Between 2014 and 2015, Fabritius was also a member of the Committee on Affairs of the European Union, where he served as his parliamentary group's rapporteur on relations with Ukraine and Romania. In 2015, he succeeded Peter Gauweiler as Chairman of the Sub-Committee on Foreign Cultural and Educational Policies. In addition to his committee assignments, he served as deputy chairman of the German-Romanian Parliamentary Friendship Group and as member of the German-Canadian Parliamentary Friendship Group and of the German-US Parliamentary Friendship Group.

From 2014 to mid-2015, Fabritius briefly served as a full member of the German delegation to the Parliamentary Assembly of the Council of Europe, where he sat on the Committee on Legal Affairs and Human Rights and on the Sub-Committee on the Rights of Minorities. Between 2015 and 2016, he served as the Assemby’s rapporteur on the rule of law in South-East European countries. From 2016, he was the rapporteur on the reform of Interpol and the rule of law in south-east European countries.
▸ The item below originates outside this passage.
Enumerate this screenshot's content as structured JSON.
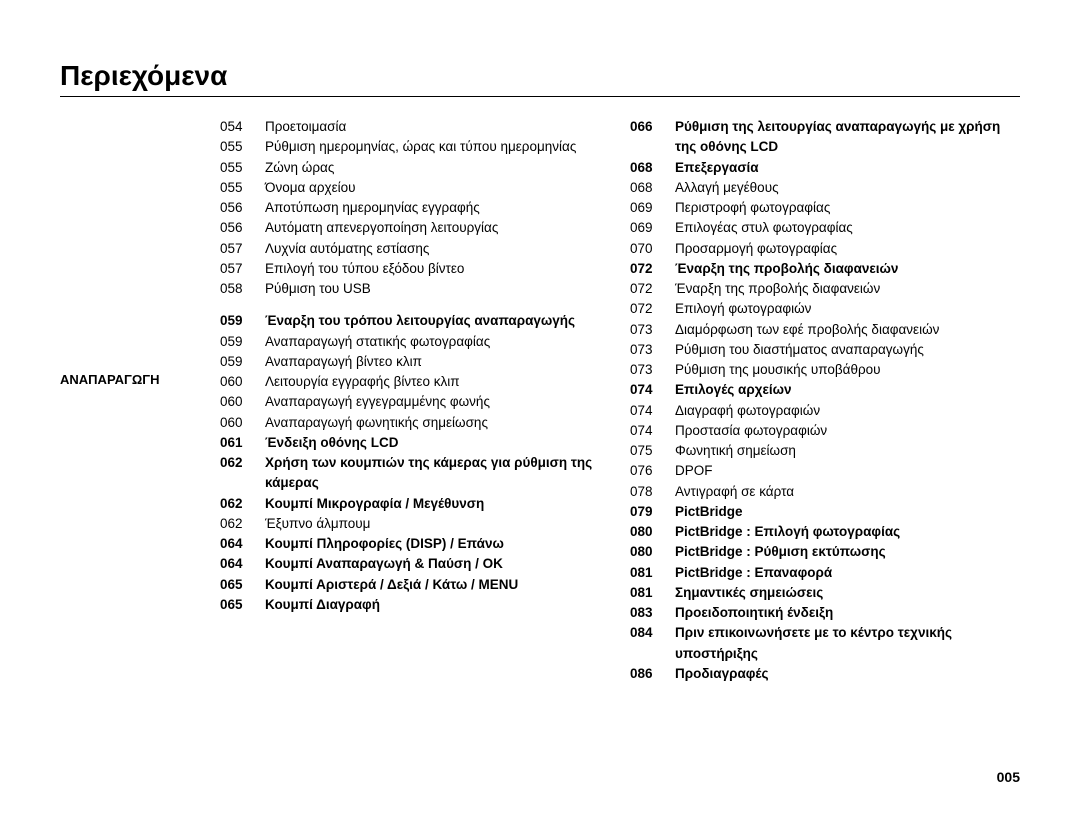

In November 2014, Fabritius was elected President of the Federation of Expellees (BdV), succeeding Erika Steinbach. He has described his goal as the organisation's leader as representing the interests of all people with roots in Eastern Europe and South Eastern Europe and as building bridges with those countries. While the Federation of Expellees has traditionally focused on the expellees of the 1940s, Fabritius has said he will also place emphasis on recent emigrants from Eastern Europe such as the Romanian Germans.

Under the umbrella of the German parliaments’ godparenthood program for human rights activists, Fabritius has been raising awareness for the work of persecuted Ukrainian filmmaker and writer Oleg Sentsov since 2015.

==Other activities==
===Corporate boards===
- Autohaus Michael Schmidt GmbH, Member of the Advisory Board
- Honterus-Verlag, Member of the Supervisory Board

===Non-profits===
- Bavaria-Romania for Social Assistance in Romania, Co-Founder
- Carl Wolff Gesellschaft, Member of the Board of Trustees
- Foundation Flight, Expulsion, Reconciliation, Member of the Board of Trustees
- German Institute for Human Rights (DIMR), Member of the Board of Trustees
- Goethe-Institut, Member of the General Meeting
- Magnus Hirschfeld Foundation, Member of the Board of Trustees
- ZDF, Member of the Television Board (representing the Federation of Expellees)

==Political positions==
In June 2017, Fabritius was one of only seven CSU members who voted in favor of Germany’s introduction of same-sex marriage.

==Personal life==
Fabritius lives in a civil union with his partner; it became publicly known that he is gay in 2014.